During his stints in the private and public sectors, where Khan was responsible for building internal authentication and authorization services, particularly on the policy layer, Khan said that he began to notice common issues around visibility and a lack of understanding of user access behavior.

“I saw firsthand how lack of good infrastructure and mundane issues appreciate overblown access result in totally avoidable cascading failures,” Khan told TechCrunch in an email interview. “The reality is that most best-in-class security engineering teams comprehend this and have built these systems internally to the best of their abilities — but it’s a huge lift to scale and preserve these systems even for a large enterprise, and unrealistic for smaller organizations.”

To address what he perceived as a need for a more scalable access and identity orchestration platform, Khan founded Opal, a suite that offers companies a consolidated view and control of employee access to internal tools, apps, platforms and environments. Using Opal, customers with upwards of thousands of employees can create policy workflows to automate access policies and set approval flows for the access requests that can’t be automated.

Opal doesn’t stand alone in the market for access management. Besides incumbents (e.g. Okta), vendors including Veza, SailPoint, Cyber-Ark and Saviynt are among the competition. Some have raised substantial venture capital. But Khan asserts that, unlike some of its rivals, Opal has laid the foundation for more analytics and AI features aimed at preventing identity-based threats, which he believes will ultimately attract more companies to Opal’s solution.
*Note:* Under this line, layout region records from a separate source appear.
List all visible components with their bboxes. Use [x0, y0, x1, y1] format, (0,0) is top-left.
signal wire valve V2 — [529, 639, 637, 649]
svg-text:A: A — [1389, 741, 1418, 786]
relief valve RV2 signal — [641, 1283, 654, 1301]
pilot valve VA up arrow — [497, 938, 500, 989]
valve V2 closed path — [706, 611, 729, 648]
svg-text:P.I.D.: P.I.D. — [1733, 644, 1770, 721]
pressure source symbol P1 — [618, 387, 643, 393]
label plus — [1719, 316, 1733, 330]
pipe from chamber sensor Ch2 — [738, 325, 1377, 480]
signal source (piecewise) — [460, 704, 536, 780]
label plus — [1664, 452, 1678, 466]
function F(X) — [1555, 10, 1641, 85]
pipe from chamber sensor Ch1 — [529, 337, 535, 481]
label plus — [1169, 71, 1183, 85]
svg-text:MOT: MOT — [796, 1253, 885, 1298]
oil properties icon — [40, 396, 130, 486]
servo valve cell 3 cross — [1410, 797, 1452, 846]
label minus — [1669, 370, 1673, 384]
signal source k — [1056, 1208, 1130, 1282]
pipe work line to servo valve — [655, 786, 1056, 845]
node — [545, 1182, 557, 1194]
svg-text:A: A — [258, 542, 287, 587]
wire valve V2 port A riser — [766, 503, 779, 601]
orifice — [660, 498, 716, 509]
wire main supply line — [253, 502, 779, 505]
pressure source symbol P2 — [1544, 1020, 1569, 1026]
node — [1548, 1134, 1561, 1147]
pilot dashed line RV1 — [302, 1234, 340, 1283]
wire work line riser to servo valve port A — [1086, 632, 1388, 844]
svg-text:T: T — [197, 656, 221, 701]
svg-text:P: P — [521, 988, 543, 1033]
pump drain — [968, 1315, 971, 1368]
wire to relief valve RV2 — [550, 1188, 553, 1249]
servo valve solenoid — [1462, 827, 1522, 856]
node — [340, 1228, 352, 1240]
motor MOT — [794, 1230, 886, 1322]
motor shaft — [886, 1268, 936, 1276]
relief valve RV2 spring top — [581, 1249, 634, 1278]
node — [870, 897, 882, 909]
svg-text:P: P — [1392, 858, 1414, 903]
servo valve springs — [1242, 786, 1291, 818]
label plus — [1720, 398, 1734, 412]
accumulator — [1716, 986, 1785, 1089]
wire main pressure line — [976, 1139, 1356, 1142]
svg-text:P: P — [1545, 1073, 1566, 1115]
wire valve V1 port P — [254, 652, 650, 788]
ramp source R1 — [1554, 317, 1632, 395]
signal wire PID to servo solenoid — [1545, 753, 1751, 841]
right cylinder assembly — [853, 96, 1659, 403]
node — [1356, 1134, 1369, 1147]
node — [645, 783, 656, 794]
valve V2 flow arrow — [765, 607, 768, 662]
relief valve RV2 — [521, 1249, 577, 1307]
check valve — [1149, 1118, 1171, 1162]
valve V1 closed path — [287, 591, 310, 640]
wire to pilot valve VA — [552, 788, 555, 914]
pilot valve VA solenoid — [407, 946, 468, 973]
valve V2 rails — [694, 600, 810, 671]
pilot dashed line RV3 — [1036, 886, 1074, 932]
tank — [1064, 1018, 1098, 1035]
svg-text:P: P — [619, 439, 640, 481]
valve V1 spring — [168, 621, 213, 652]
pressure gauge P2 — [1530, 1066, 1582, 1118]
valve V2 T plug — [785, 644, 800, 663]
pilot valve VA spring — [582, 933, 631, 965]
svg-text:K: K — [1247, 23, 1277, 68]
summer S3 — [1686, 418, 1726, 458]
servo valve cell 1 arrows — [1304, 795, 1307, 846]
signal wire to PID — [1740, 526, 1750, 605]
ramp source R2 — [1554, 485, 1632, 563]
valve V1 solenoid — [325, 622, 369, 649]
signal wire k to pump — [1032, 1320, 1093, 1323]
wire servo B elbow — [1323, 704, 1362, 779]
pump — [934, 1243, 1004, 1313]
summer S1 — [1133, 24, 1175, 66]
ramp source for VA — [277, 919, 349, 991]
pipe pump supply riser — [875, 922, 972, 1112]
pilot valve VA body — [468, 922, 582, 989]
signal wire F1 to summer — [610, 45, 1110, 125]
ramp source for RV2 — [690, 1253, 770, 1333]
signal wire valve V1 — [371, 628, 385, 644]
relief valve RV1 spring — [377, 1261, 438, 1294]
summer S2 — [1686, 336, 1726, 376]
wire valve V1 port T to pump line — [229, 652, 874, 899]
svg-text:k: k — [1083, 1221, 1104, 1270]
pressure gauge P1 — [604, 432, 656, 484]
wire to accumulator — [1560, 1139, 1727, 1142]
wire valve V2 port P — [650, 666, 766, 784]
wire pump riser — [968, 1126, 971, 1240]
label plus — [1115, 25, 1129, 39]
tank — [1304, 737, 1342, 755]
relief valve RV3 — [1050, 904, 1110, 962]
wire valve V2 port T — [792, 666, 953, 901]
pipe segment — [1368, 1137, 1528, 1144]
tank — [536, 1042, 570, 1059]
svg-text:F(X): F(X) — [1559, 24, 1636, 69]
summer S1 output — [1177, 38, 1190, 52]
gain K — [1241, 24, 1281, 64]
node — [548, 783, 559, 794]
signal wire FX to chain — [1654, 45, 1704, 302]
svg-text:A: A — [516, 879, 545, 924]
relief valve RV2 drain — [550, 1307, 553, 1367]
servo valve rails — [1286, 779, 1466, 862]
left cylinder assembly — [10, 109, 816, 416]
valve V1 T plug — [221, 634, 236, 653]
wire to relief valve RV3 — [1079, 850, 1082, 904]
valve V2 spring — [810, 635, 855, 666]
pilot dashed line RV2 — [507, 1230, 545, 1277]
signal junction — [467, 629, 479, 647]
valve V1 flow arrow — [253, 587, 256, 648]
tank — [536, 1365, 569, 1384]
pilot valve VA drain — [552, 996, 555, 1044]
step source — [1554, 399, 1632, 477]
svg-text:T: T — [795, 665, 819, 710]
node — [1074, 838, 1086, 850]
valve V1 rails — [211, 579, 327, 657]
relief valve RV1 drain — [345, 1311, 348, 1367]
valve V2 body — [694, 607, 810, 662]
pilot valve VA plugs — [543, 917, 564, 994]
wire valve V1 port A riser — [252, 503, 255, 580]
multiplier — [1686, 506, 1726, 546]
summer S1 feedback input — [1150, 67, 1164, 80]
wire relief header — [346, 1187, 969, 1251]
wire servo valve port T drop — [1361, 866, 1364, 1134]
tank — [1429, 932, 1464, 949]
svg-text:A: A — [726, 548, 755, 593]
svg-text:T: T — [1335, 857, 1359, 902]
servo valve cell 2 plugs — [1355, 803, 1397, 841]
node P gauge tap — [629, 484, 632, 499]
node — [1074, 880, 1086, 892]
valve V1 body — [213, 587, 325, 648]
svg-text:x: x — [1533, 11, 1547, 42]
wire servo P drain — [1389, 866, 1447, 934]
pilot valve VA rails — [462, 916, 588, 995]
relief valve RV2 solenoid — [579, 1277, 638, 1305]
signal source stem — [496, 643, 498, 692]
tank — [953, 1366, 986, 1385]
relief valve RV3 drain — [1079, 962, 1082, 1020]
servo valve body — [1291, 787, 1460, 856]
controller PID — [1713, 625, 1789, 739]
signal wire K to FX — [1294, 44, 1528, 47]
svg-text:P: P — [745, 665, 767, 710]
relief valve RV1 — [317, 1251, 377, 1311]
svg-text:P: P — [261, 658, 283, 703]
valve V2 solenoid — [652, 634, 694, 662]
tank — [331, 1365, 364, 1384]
“Because we’re a data platform, we have both granular ground truth understanding of system policies, users and groups in addition to metadata on usage, approvals, denials, creation and alteration of policies over time — along with log data from certain end systems,” Khan said. “This gives us a unique and rich data set to supply baselines on various forms of risk-related to access, as well as to recognize potentially anomalous actors and systems … We’ve put a lot of thought into how to build a generalizable [access management] layer that’s both read-and-write, and we prioritize enterprise readiness from an infrastructure and a feature standpoint.”

Customers agree, it seems. Opal’s annual recurring revenue has increased 4x since the company’s series A in June 2022 across a customer base of around 40 brands, including Databricks, Scale AI and Figma. Khan wouldn’t say whether Opal was profitable, however.

“Our technology addresses the challenges of scaling access management with limited information in complex, enterprise environments — a major pain point for technical decision-makers across industries,” Khan said. “Large organizations have fragmented data and systems. Increasingly, these organizations need usable, scalable data and workflow processes for identity access management … Our platform very neatly fits that need, giving CISOs and CSOs the tools they need to view and control their systems.”

Asked if he was concerned about challenges in cybersecurity VC funding or the broader startup ecosystem, Khan pointed to the new U.S. Securities and Exchange Commission govern that requires companies to more rapidly disclose cybersecurity incidents as well as other, related policy announcements as tailwinds for Opal.

“Ongoing challenging market dynamics are forcing companies to become as efficient as possible; our platform enables increased efficiency for security, compliance and IT teams,” Khan said. “Also, as more companies have digitally transformed in the wake of the pandemic, we saw a parallel shift in the sophistication and scale of cyber breaches. Our platform is a defense layer against these breaches, and this bucket is quite sticky … This latest funding round will enable us to weather the ongoing market challenges while investing meaningfully in our team and product development.”